After all necessary checks, I went to see my GP who suggested it was... a hernia! I could feel that it wasn't, plus I have a friend in Spain who is a surgeon and told me that just couldn't be (she treats cases of hernia daily). I had to go private to prove to my GP that it wasn't a hernia - all they could find was a bunch of swollen lymph nodes.

From then on, all the attention was placed on my lymph nodes, which started to swell all over my body. They checked me for almost everything, all results came fine. Last time I saw my GP I enquired about my leg - he told me to return in 6 months time.

I went to Spain to visit my family and I asked my surgeon friend if she could have a look at my leg. She is a digestive consultant so she took me to see a vascular surgeon. He ultrasounded me from waist down, placing careful attention to any possible blockage, of which he found none. It was him who then suggested primary lymphoedema and referred me for a lymphoscintigraphy next April.

When I came back to Scotland, I had to get back to the GP due to my leg infection.
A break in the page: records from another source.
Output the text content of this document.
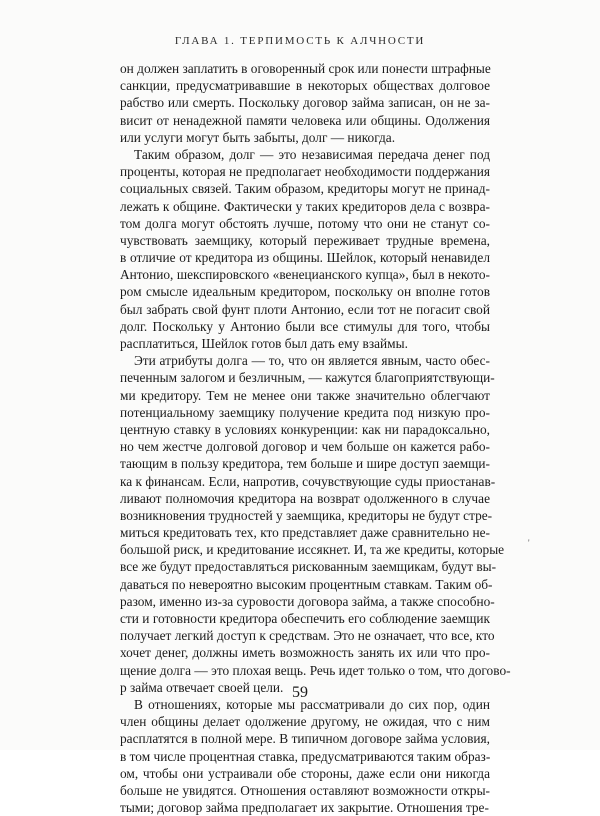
ГЛАВА 1. ТЕРПИМОСТЬ К АЛЧНОСТИ
он должен заплатить в оговоренный срок или понести штрафные
санкции, предусматривавшие в некоторых обществах долговое
рабство или смерть. Поскольку договор займа записан, он не за-
висит от ненадежной памяти человека или общины. Одолжения
или услуги могут быть забыты, долг — никогда.
Таким образом, долг — это независимая передача денег под
проценты, которая не предполагает необходимости поддержания
социальных связей. Таким образом, кредиторы могут не принад-
лежать к общине. Фактически у таких кредиторов дела с возвра-
том долга могут обстоять лучше, потому что они не станут со-
чувствовать заемщику, который переживает трудные времена,
в отличие от кредитора из общины. Шейлок, который ненавидел
Антонио, шекспировского «венецианского купца», был в некото-
ром смысле идеальным кредитором, поскольку он вполне готов
был забрать свой фунт плоти Антонио, если тот не погасит свой
долг. Поскольку у Антонио были все стимулы для того, чтобы
расплатиться, Шейлок готов был дать ему взаймы.
Эти атрибуты долга — то, что он является явным, часто обес-
печенным залогом и безличным, — кажутся благоприятствующи-
ми кредитору. Тем не менее они также значительно облегчают
потенциальному заемщику получение кредита под низкую про-
центную ставку в условиях конкуренции: как ни парадоксально,
но чем жестче долговой договор и чем больше он кажется рабо-
тающим в пользу кредитора, тем больше и шире доступ заемщи-
ка к финансам. Если, напротив, сочувствующие суды приостанав-
ливают полномочия кредитора на возврат одолженного в случае
возникновения трудностей у заемщика, кредиторы не будут стре-
миться кредитовать тех, кто представляет даже сравнительно не-
большой риск, и кредитование иссякнет. И, та же кредиты, которые
все же будут предоставляться рискованным заемщикам, будут вы-
даваться по невероятно высоким процентным ставкам. Таким об-
разом, именно из-за суровости договора займа, а также способно-
сти и готовности кредитора обеспечить его соблюдение заемщик
получает легкий доступ к средствам. Это не означает, что все, кто
хочет денег, должны иметь возможность занять их или что про-
щение долга — это плохая вещь. Речь идет только о том, что догово-
р займа отвечает своей цели.
В отношениях, которые мы рассматривали до сих пор, один
член общины делает одолжение другому, не ожидая, что с ним
расплатятся в полной мере. В типичном договоре займа условия,
в том числе процентная ставка, предусматриваются таким образ-
ом, чтобы они устраивали обе стороны, даже если они никогда
больше не увидятся. Отношения оставляют возможности откры-
тыми; договор займа предполагает их закрытие. Отношения тре-
'
59
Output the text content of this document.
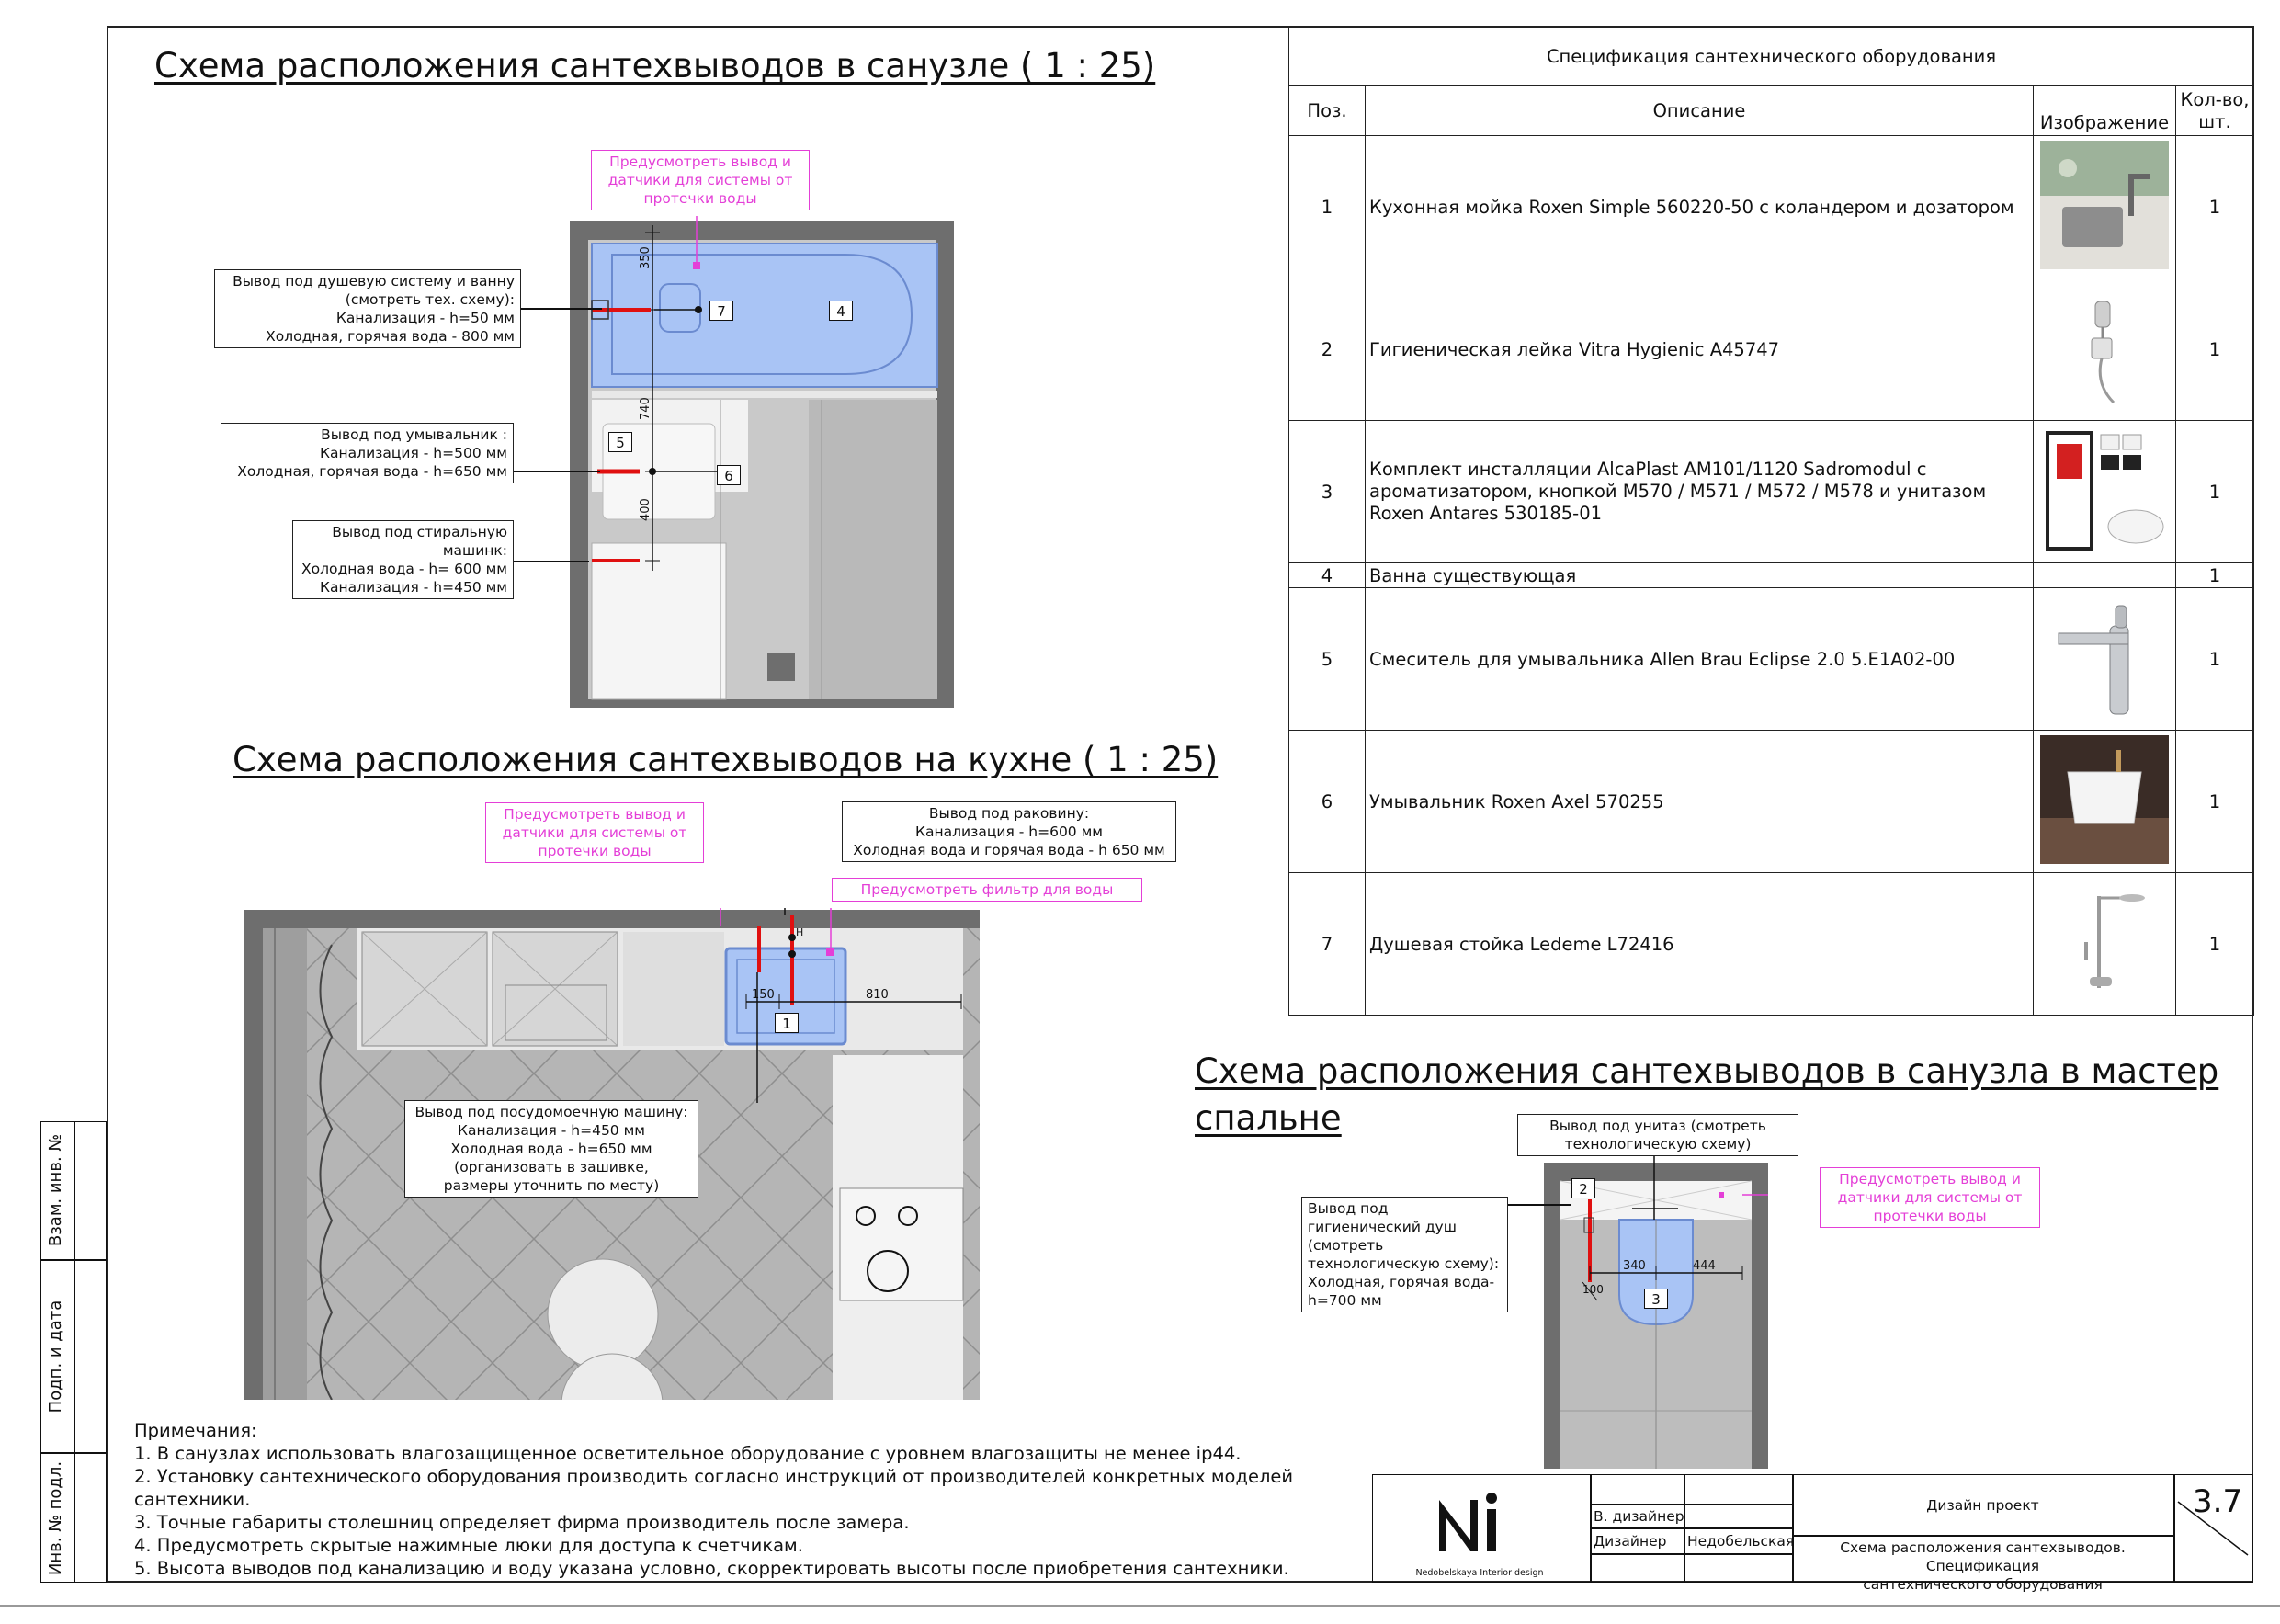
Схема расположения сантехвыводов в санузле ( 1 : 25)
350
740
400
Предусмотреть вывод и
датчики для системы от
протечки воды
Вывод под душевую систему и ванну
(смотреть тех. схему):
Канализация - h=50 мм
Холодная, горячая вода - 800 мм
Вывод под умывальник :
Канализация - h=500 мм
Холодная, горячая вода - h=650 мм
Вывод под стиральную
машинк:
Холодная вода - h= 600 мм
Канализация - h=450 мм
7	4
5
6
Схема расположения сантехвыводов на кухне ( 1 : 25)
150	810
H
Предусмотреть вывод и
датчики для системы от
протечки воды
Вывод под раковину:
Канализация - h=600 мм
Холодная вода и горячая вода - h 650 мм
Предусмотреть фильтр для воды
Вывод под посудомоечную машину:
Канализация - h=450 мм
Холодная вода - h=650 мм
(организовать в зашивке,
размеры уточнить по месту)
1
Спецификация сантехнического оборудования			
Поз.	Описание	Изображение	Кол-во,
шт.
1	Кухонная мойка Roxen Simple 560220-50 с коландером и дозатором		1
2	Гигиеническая лейка Vitra Hygienic A45747		1
3	Комплект инсталляции AlcaPlast AM101/1120 Sadromodul с ароматизатором, кнопкой M570 / M571 / M572 / M578 и унитазом Roxen Antares 530185-01		1
4	Ванна существующая		1
5	Смеситель для умывальника Allen Brau Eclipse 2.0 5.E1A02-00		1
6	Умывальник Roxen Axel 570255		1
7	Душевая стойка Ledeme L72416		1
Схема расположения сантехвыводов в санузла в мастер
спальне
340	444
100
Вывод под унитаз (смотреть
технологическую схему)
Предусмотреть вывод и
датчики для системы от
протечки воды
Вывод под
гигиенический душ
(смотреть
технологическую схему):
Холодная, горячая вода-
h=700 мм
2
3
Примечания:
1. В санузлах использовать влагозащищенное осветительное оборудование с уровнем влагозащиты не менее ip44.
2. Установку сантехнического оборудования производить согласно инструкций от производителей конкретных моделей сантехники.
3. Точные габариты столешниц определяет фирма производитель после замера.
4. Предусмотреть скрытые нажимные люки для доступа к счетчикам.
5. Высота выводов под канализацию и воду указана условно, скорректировать высоты после приобретения сантехники.
Взам. инв. №
Подп. и дата
Инв. № подл.	Nedobelskaya Interior design
В. дизайнер
Дизайнер Недобельская
Дизайн проект
Схема расположения сантехвыводов. Спецификация
сантехнического оборудования
3.7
It was a different doctor this time and, when I told her the whole story, she said I was lucky that my friend took me to see the vascular surgeon. She then referred me to the lymphoedema clinic and now I'm waiting for my letter.

So, it has been a very intense six months. I have been misdiagnosed before (I was told I had multiple sclerosis when I had that mini-stroke) so I guess I'm now a bit restless regarding doctors' opinions.

Anyway, what a long post! I feel I needed to get it out of my chest, so sorry about that!

I am quite an active person as well (love walking and running) so it is very encouraging to read that you are able to exercise so much.

Thanks for the tips and the encouragement!